Ahead of Labor Day, Bishops Encourage ‘Radical Solidarity’ With Working Families
The U.S. Conference of Catholic Bishops (USCCB) this week encouraged “radical solidarity” with working families and proposed Congress enact policies to achieve that goal, as part of a statement issued ahead of Labor Day.
The statement, issued by Archbishop Borys Gudziak, chair of the USCCB Committee on Domestic Justice and Human Development, noted that the purpose of the economy is to enable families to thrive, and added that the Church teaches that “businesses, professional organizations, labor unions and the State must promote policies that, from an employment point of view, do not penalize but rather support the family nucleus.”
With that in mind, the USCCB statement urged Congress to:
- Strengthen the Child Tax Credit.
- Consider national support for paid family leave.
- Improve access to affordable, quality childcare and pre-kindergarten, and also ensure just wages for childcare workers and teachers.
The Labor Day statement also offered Catholic perspective on the “essential role” of labor unions:
The essential role labor unions can and often do play in society must be acknowledged and affirmed.
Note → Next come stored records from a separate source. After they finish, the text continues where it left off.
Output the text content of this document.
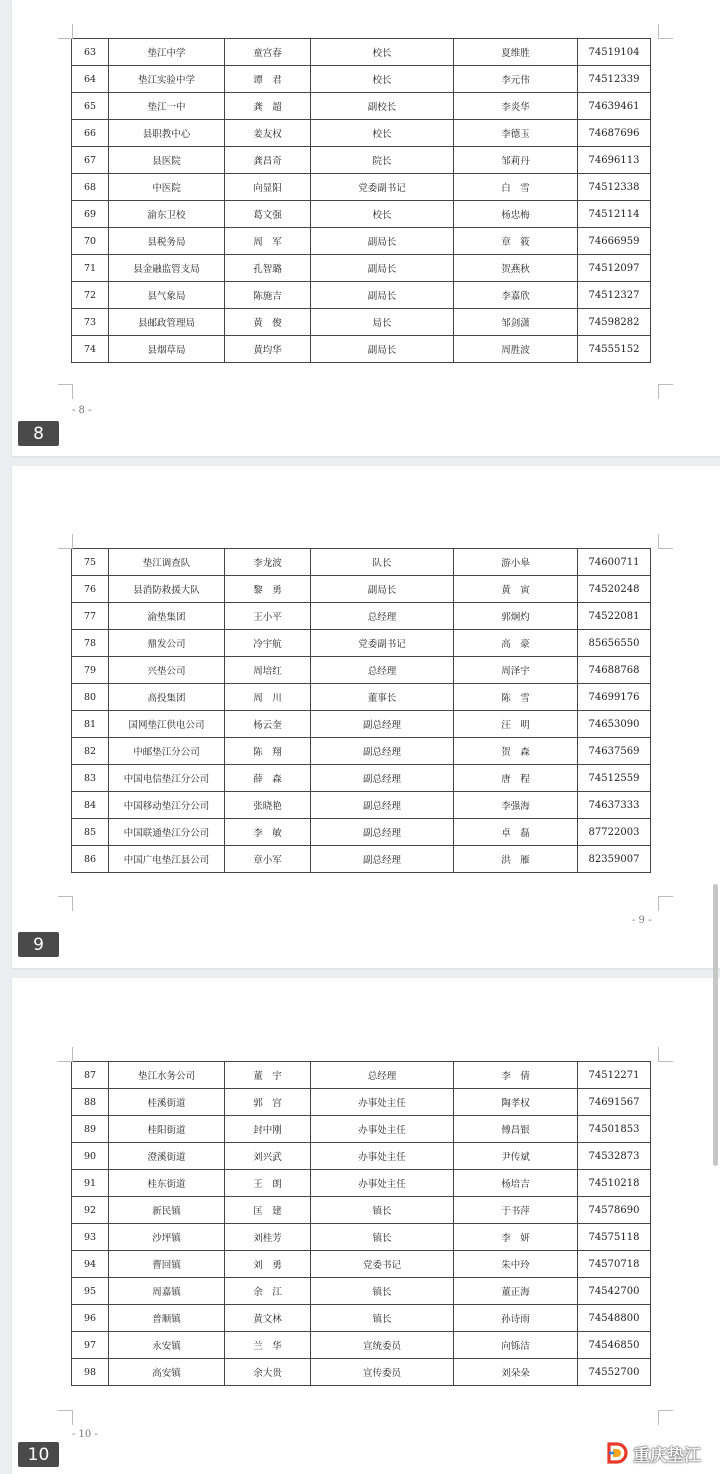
63	垫江中学	童宫春	校长	夏维胜	74519104
64	垫江实验中学	谭　君	校长	李元伟	74512339
65	垫江一中	龚　超	副校长	李炎华	74639461
66	县职教中心	姜友权	校长	李德玉	74687696
67	县医院	龚昌奇	院长	邹莉丹	74696113
68	中医院	向显阳	党委副书记	白　雪	74512338
69	渝东卫校	葛文强	校长	杨忠梅	74512114
70	县税务局	周　军	副局长	章　筱	74666959
71	县金融监管支局	孔智璐	副局长	贺燕秋	74512097
72	县气象局	陈施吉	副局长	李嘉欣	74512327
73	县邮政管理局	黄　俊	局长	邹剑潇	74598282
74	县烟草局	黄均华	副局长	周胜波	74555152
- 8 -
8
75	垫江调查队	李龙波	队长	游小皋	74600711
76	县消防救援大队	黎　勇	副局长	黄　寅	74520248
77	渝垫集团	王小平	总经理	郭炯灼	74522081
78	鼎发公司	冷宇航	党委副书记	高　豪	85656550
79	兴垫公司	周培红	总经理	周泽宇	74688768
80	高投集团	周　川	董事长	陈　雪	74699176
81	国网垫江供电公司	杨云奎	副总经理	汪　明	74653090
82	中邮垫江分公司	陈　翔	副总经理	贺　森	74637569
83	中国电信垫江分公司	薛　森	副总经理	唐　程	74512559
84	中国移动垫江分公司	张晓艳	副总经理	李强海	74637333
85	中国联通垫江分公司	李　敏	副总经理	卓　磊	87722003
86	中国广电垫江县公司	章小军	副总经理	洪　雁	82359007
- 9 -
9
87	垫江水务公司	董　宇	总经理	李　倩	74512271
88	桂溪街道	郭　宫	办事处主任	陶孝权	74691567
89	桂阳街道	封中刚	办事处主任	傅昌银	74501853
90	澄溪街道	刘兴武	办事处主任	尹传斌	74532873
91	桂东街道	王　朗	办事处主任	杨培吉	74510218
92	新民镇	匡　建	镇长	于书萍	74578690
93	沙坪镇	刘桂芳	镇长	李　妍	74575118
94	曹回镇	刘　勇	党委书记	朱中玲	74570718
95	周嘉镇	余　江	镇长	董正海	74542700
96	普顺镇	黄文林	镇长	孙诗雨	74548800
97	永安镇	兰　华	宣统委员	向铄洁	74546850
98	高安镇	余大贵	宣传委员	刘朵朵	74552700
- 10 -
10	重庆垫江
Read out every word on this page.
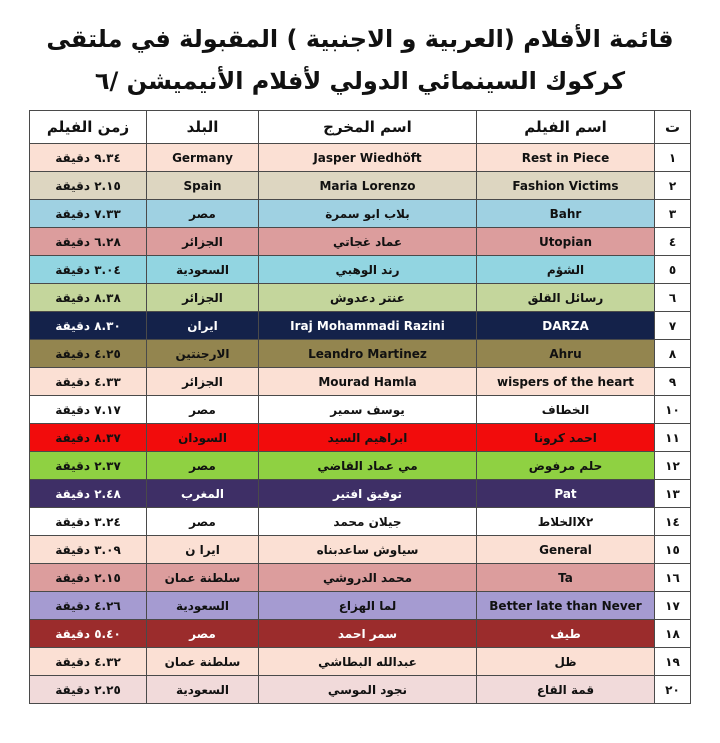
قائمة الأفلام (العربية و الاجنبية ) المقبولة في ملتقى
كركوك السينمائي الدولي لأفلام الأنيميشن /٦
ت	اسم الفيلم	اسم المخرج	البلد	زمن الفيلم
١	Rest in Piece	Jasper Wiedhöft	Germany	٩.٣٤ دقيقة
٢	Fashion Victims	Maria Lorenzo	Spain	٢.١٥ دقيقة
٣	Bahr	بلاب ابو سمرة	مصر	٧.٣٣ دقيقة
٤	Utopian	عماد غجاتي	الجزائر	٦.٢٨ دقيقة
٥	الشؤم	رند الوهبي	السعودية	٣.٠٤ دقيقة
٦	رسائل القلق	عنتر دعدوش	الجزائر	٨.٣٨ دقيقة
٧	DARZA	Iraj Mohammadi Razini	ايران	٨.٣٠ دقيقة
٨	Ahru	Leandro Martinez	الارجنتين	٤.٢٥ دقيقة
٩	wispers of the heart	Mourad Hamla	الجزائر	٤.٣٣ دقيقة
١٠	الخطاف	يوسف سمير	مصر	٧.١٧ دقيقة
١١	احمد كرونا	ابراهيم السيد	السودان	٨.٣٧ دقيقة
١٢	حلم مرفوض	مي عماد القاضي	مصر	٢.٣٧ دقيقة
١٣	Pat	توفيق افتير	المغرب	٢.٤٨ دقيقة
١٤	X٢الخلاط	جيلان محمد	مصر	٣.٢٤ دقيقة
١٥	General	سياوش ساعدبناه	ايرا ن	٣.٠٩ دقيقة
١٦	Ta	محمد الدروشي	سلطنة عمان	٢.١٥ دقيقة
١٧	Better late than Never	لما الهزاع	السعودية	٤.٢٦ دقيقة
١٨	طيف	سمر احمد	مصر	٥.٤٠ دقيقة
١٩	ظل	عبدالله البطاشي	سلطنة عمان	٤.٣٢ دقيقة
٢٠	قمة القاع	نجود الموسي	السعودية	٢.٢٥ دقيقة
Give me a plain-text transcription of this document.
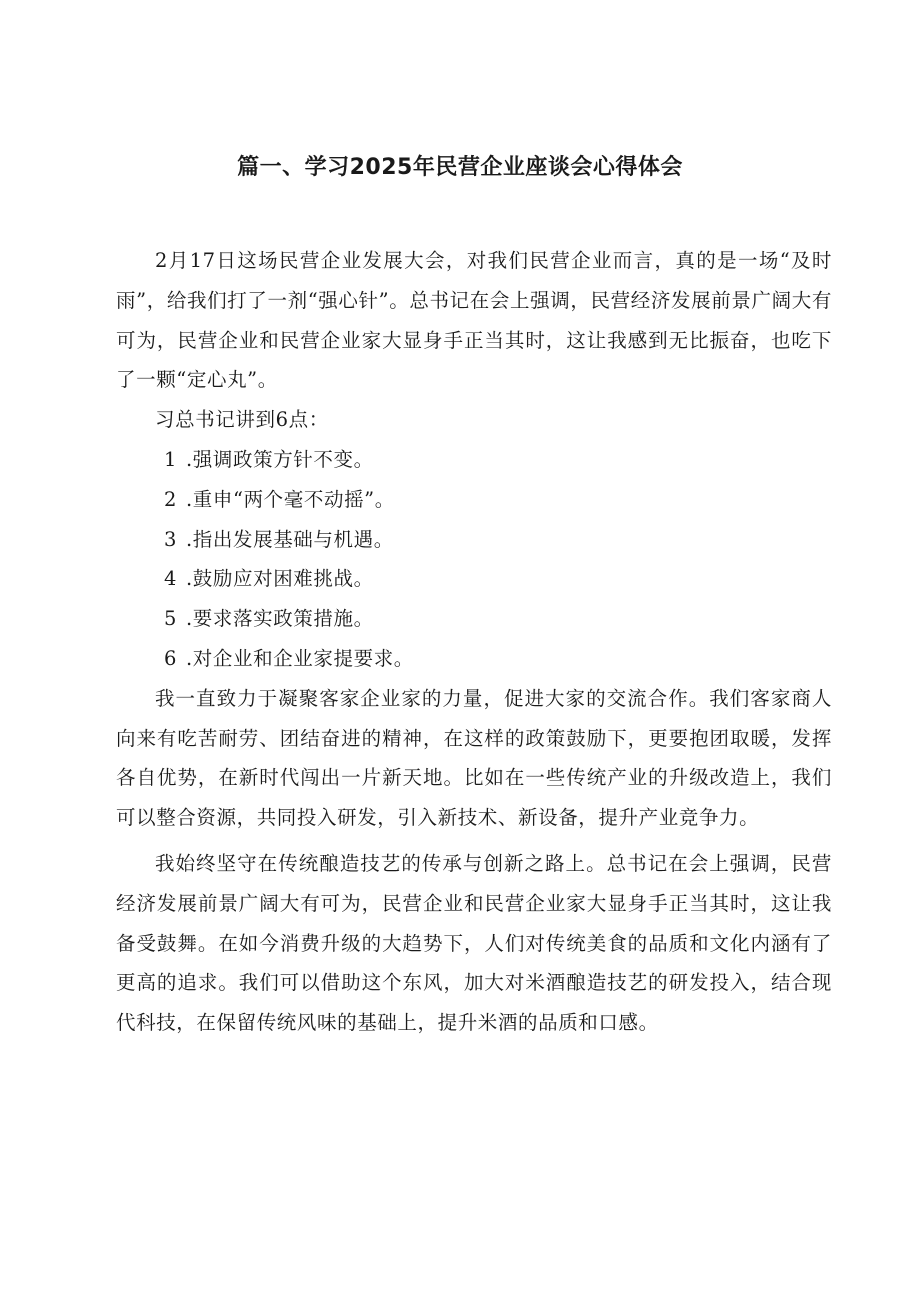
篇一、学习2025年民营企业座谈会心得体会

2月17日这场民营企业发展大会，对我们民营企业而言，真的是一场“及时雨”，给我们打了一剂“强心针”。总书记在会上强调，民营经济发展前景广阔大有可为，民营企业和民营企业家大显身手正当其时，这让我感到无比振奋，也吃下了一颗“定心丸”。

习总书记讲到6点：

1 .强调政策方针不变。

2 .重申“两个毫不动摇”。

3 .指出发展基础与机遇。

4 .鼓励应对困难挑战。

5 .要求落实政策措施。

6 .对企业和企业家提要求。

我一直致力于凝聚客家企业家的力量，促进大家的交流合作。我们客家商人向来有吃苦耐劳、团结奋进的精神，在这样的政策鼓励下，更要抱团取暖，发挥各自优势，在新时代闯出一片新天地。比如在一些传统产业的升级改造上，我们可以整合资源，共同投入研发，引入新技术、新设备，提升产业竞争力。

我始终坚守在传统酿造技艺的传承与创新之路上。总书记在会上强调，民营经济发展前景广阔大有可为，民营企业和民营企业家大显身手正当其时，这让我备受鼓舞。在如今消费升级的大趋势下，人们对传统美食的品质和文化内涵有了更高的追求。我们可以借助这个东风，加大对米酒酿造技艺的研发投入，结合现代科技，在保留传统风味的基础上，提升米酒的品质和口感。
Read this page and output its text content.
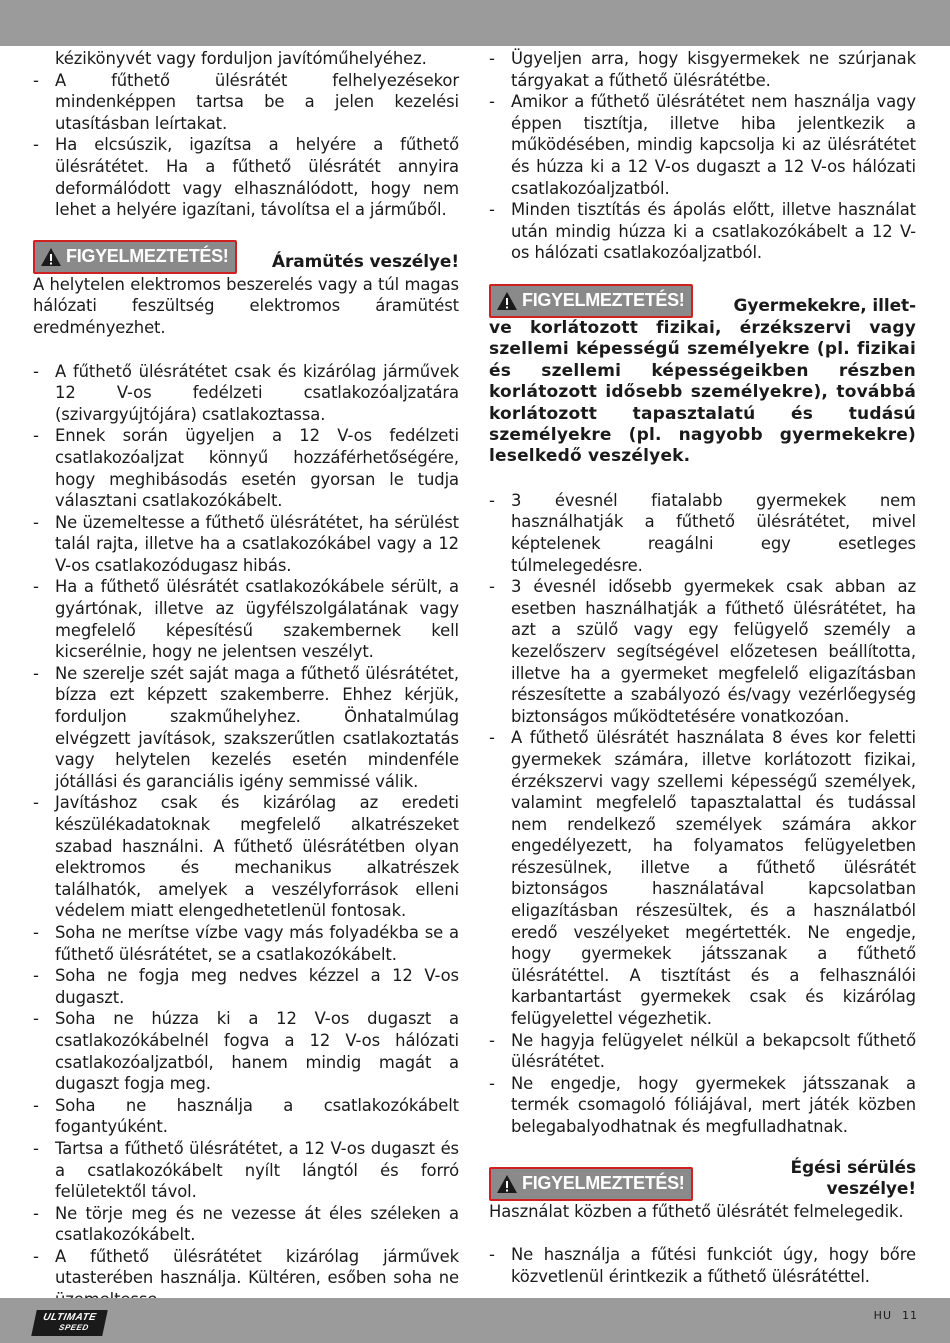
kézikönyvét vagy forduljon javítóműhelyéhez.

- A fűthető ülésrátét felhelyezésekor mindenképpen tartsa be a jelen kezelési utasításban leírtakat.
- Ha elcsúszik, igazítsa a helyére a fűthető ülésrátétet. Ha a fűthető ülésrátét annyira deformálódott vagy elhasználódott, hogy nem lehet a helyére igazítani, távolítsa el a járműből.
FIGYELMEZTETÉS!	Áramütés veszélye!

A helytelen elektromos beszerelés vagy a túl magas hálózati feszültség elektromos áramütést eredményezhet.

- A fűthető ülésrátétet csak és kizárólag járművek 12 V-os fedélzeti csatlakozóaljzatára (szivargyújtójára) csatlakoztassa.
- Ennek során ügyeljen a 12 V-os fedélzeti csatlakozóaljzat könnyű hozzáférhetőségére, hogy meghibásodás esetén gyorsan le tudja választani csatlakozókábelt.
- Ne üzemeltesse a fűthető ülésrátétet, ha sérülést talál rajta, illetve ha a csatlakozókábel vagy a 12 V-os csatlakozódugasz hibás.
- Ha a fűthető ülésrátét csatlakozókábele sérült, a gyártónak, illetve az ügyfélszolgálatának vagy megfelelő képesítésű szakembernek kell kicserélnie, hogy ne jelentsen veszélyt.
- Ne szerelje szét saját maga a fűthető ülésrátétet, bízza ezt képzett szakemberre. Ehhez kérjük, forduljon szakműhelyhez. Önhatalmúlag elvégzett javítások, szakszerűtlen csatlakoztatás vagy helytelen kezelés esetén mindenféle jótállási és garanciális igény semmissé válik.
- Javításhoz csak és kizárólag az eredeti készülékadatoknak megfelelő alkatrészeket szabad használni. A fűthető ülésrátétben olyan elektromos és mechanikus alkatrészek találhatók, amelyek a veszélyforrások elleni védelem miatt elengedhetetlenül fontosak.
- Soha ne merítse vízbe vagy más folyadékba se a fűthető ülésrátétet, se a csatlakozókábelt.
- Soha ne fogja meg nedves kézzel a 12 V-os dugaszt.
- Soha ne húzza ki a 12 V-os dugaszt a csatlakozókábelnél fogva a 12 V-os hálózati csatlakozóaljzatból, hanem mindig magát a dugaszt fogja meg.
- Soha ne használja a csatlakozókábelt fogantyúként.
- Tartsa a fűthető ülésrátétet, a 12 V-os dugaszt és a csatlakozókábelt nyílt lángtól és forró felületektől távol.
- Ne törje meg és ne vezesse át éles széleken a csatlakozókábelt.
- A fűthető ülésrátétet kizárólag járművek utasterében használja. Kültéren, esőben soha ne
- Ügyeljen arra, hogy kisgyermekek ne szúrjanak tárgyakat a fűthető ülésrátétbe.
- Amikor a fűthető ülésrátétet nem használja vagy éppen tisztítja, illetve hiba jelentkezik a működésében, mindig kapcsolja ki az ülésrátétet és húzza ki a 12 V-os dugaszt a 12 V-os hálózati csatlakozóaljzatból.
- Minden tisztítás és ápolás előtt, illetve használat után mindig húzza ki a csatlakozókábelt a 12 V-os hálózati csatlakozóaljzatból.
FIGYELMEZTETÉS!	Gyermekekre, illet-

ve korlátozott fizikai, érzékszervi vagy szellemi képességű személyekre (pl. fizikai és szellemi képességeikben részben korlátozott idősebb személyekre), továbbá korlátozott tapasztalatú és tudású személyekre (pl. nagyobb gyermekekre) leselkedő veszélyek.

- 3 évesnél fiatalabb gyermekek nem használhatják a fűthető ülésrátétet, mivel képtelenek reagálni egy esetleges túlmelegedésre.
- 3 évesnél idősebb gyermekek csak abban az esetben használhatják a fűthető ülésrátétet, ha azt a szülő vagy egy felügyelő személy a kezelőszerv segítségével előzetesen beállította, illetve ha a gyermeket megfelelő eligazításban részesítette a szabályozó és/vagy vezérlőegység biztonságos működtetésére vonatkozóan.
- A fűthető ülésrátét használata 8 éves kor feletti gyermekek számára, illetve korlátozott fizikai, érzékszervi vagy szellemi képességű személyek, valamint megfelelő tapasztalattal és tudással nem rendelkező személyek számára akkor engedélyezett, ha folyamatos felügyeletben részesülnek, illetve a fűthető ülésrátét biztonságos használatával kapcsolatban eligazításban részesültek, és a használatból eredő veszélyeket megértették. Ne engedje, hogy gyermekek játsszanak a fűthető ülésrátéttel. A tisztítást és a felhasználói karbantartást gyermekek csak és kizárólag felügyelettel végezhetik.
- Ne hagyja felügyelet nélkül a bekapcsolt fűthető ülésrátétet.
- Ne engedje, hogy gyermekek játsszanak a termék csomagoló fóliájával, mert játék közben belegabalyodhatnak és megfulladhatnak.
FIGYELMEZTETÉS!
Égési sérülés veszélye!

Használat közben a fűthető ülésrátét felmelegedik.

- Ne használja a fűtési funkciót úgy, hogy bőre közvetlenül érintkezik a fűthető ülésrátéttel.
ULTIMATE
SPEED
HU 11
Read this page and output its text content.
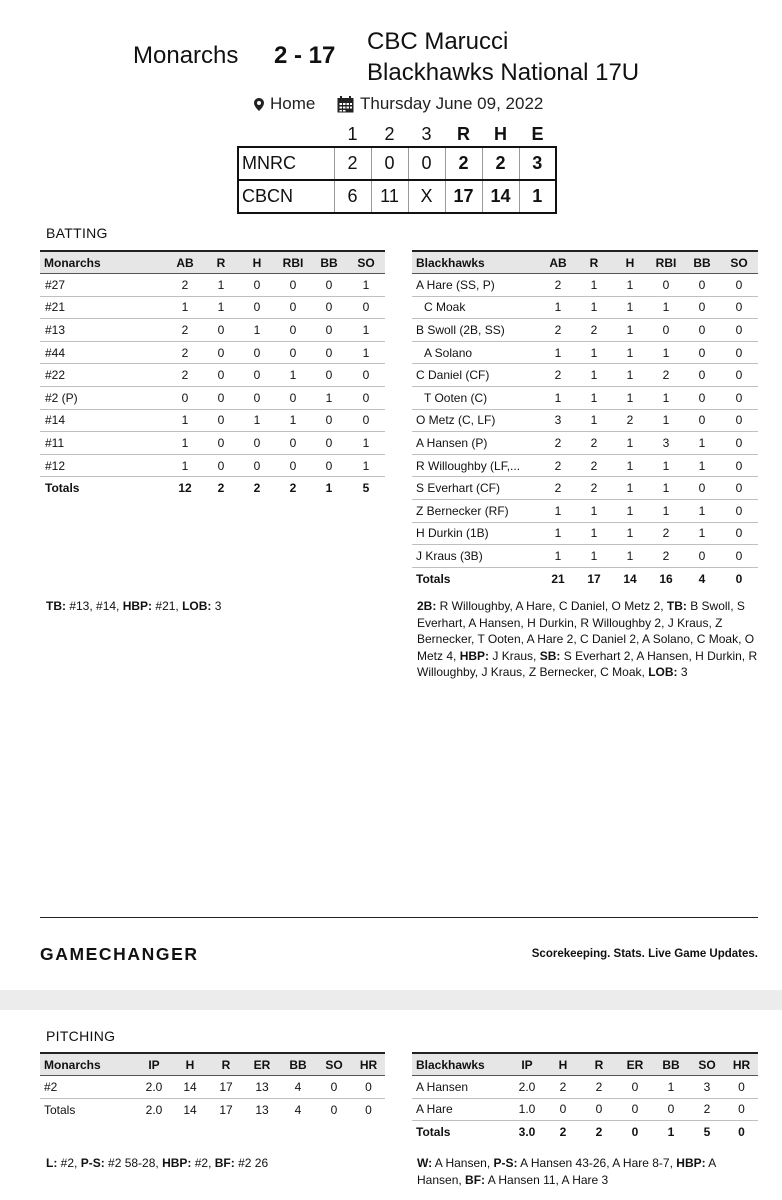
Monarchs 2 - 17
CBC Marucci
Blackhawks National 17U
Home	Thursday June 09, 2022
	1	2	3	R	H	E
MNRC	2	0	0	2	2	3
CBCN	6	11	X	17	14	1
BATTING
Monarchs	AB	R	H	RBI	BB	SO
#27	2	1	0	0	0	1
#21	1	1	0	0	0	0
#13	2	0	1	0	0	1
#44	2	0	0	0	0	1
#22	2	0	0	1	0	0
#2 (P)	0	0	0	0	1	0
#14	1	0	1	1	0	0
#11	1	0	0	0	0	1
#12	1	0	0	0	0	1
Totals	12	2	2	2	1	5
Blackhawks	AB	R	H	RBI	BB	SO
A Hare (SS, P)	2	1	1	0	0	0
C Moak	1	1	1	1	0	0
B Swoll (2B, SS)	2	2	1	0	0	0
A Solano	1	1	1	1	0	0
C Daniel (CF)	2	1	1	2	0	0
T Ooten (C)	1	1	1	1	0	0
O Metz (C, LF)	3	1	2	1	0	0
A Hansen (P)	2	2	1	3	1	0
R Willoughby (LF,...	2	2	1	1	1	0
S Everhart (CF)	2	2	1	1	0	0
Z Bernecker (RF)	1	1	1	1	1	0
H Durkin (1B)	1	1	1	2	1	0
J Kraus (3B)	1	1	1	2	0	0
Totals	21	17	14	16	4	0
TB: #13, #14, HBP: #21, LOB: 3	2B: R Willoughby, A Hare, C Daniel, O Metz 2, TB: B Swoll, S Everhart, A Hansen, H Durkin, R Willoughby 2, J Kraus, Z Bernecker, T Ooten, A Hare 2, C Daniel 2, A Solano, C Moak, O Metz 4, HBP: J Kraus, SB: S Everhart 2, A Hansen, H Durkin, R Willoughby, J Kraus, Z Bernecker, C Moak, LOB: 3
GAMECHANGER	Scorekeeping. Stats. Live Game Updates.
PITCHING
Monarchs	IP	H	R	ER	BB	SO	HR
#2	2.0	14	17	13	4	0	0
Totals	2.0	14	17	13	4	0	0
Blackhawks	IP	H	R	ER	BB	SO	HR
A Hansen	2.0	2	2	0	1	3	0
A Hare	1.0	0	0	0	0	2	0
Totals	3.0	2	2	0	1	5	0
L: #2, P-S: #2 58-28, HBP: #2, BF: #2 26	W: A Hansen, P-S: A Hansen 43-26, A Hare 8-7, HBP: A Hansen, BF: A Hansen 11, A Hare 3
As Pope Francis stated when meeting delegates from Italian trade unions, “… one of the tasks of the trade union is to educate in the meaning of labor, promoting fraternity between workers… Trade unions… are required to be a voice for the voiceless. You must make a noise to give voice to the voiceless” Unions should continue to be supported in their work that supports healthy, thriving families, especially those who are most in need, and encouraged in maintaining and increasing their focus on performing that critical role. Indeed, as Pope Francis has suggested, “there are no free workers without trade unions.”
In observance of Labor Day, MCC offices will be closed Monday, Sept. 4 and will reopen Tuesday, Sept. 5.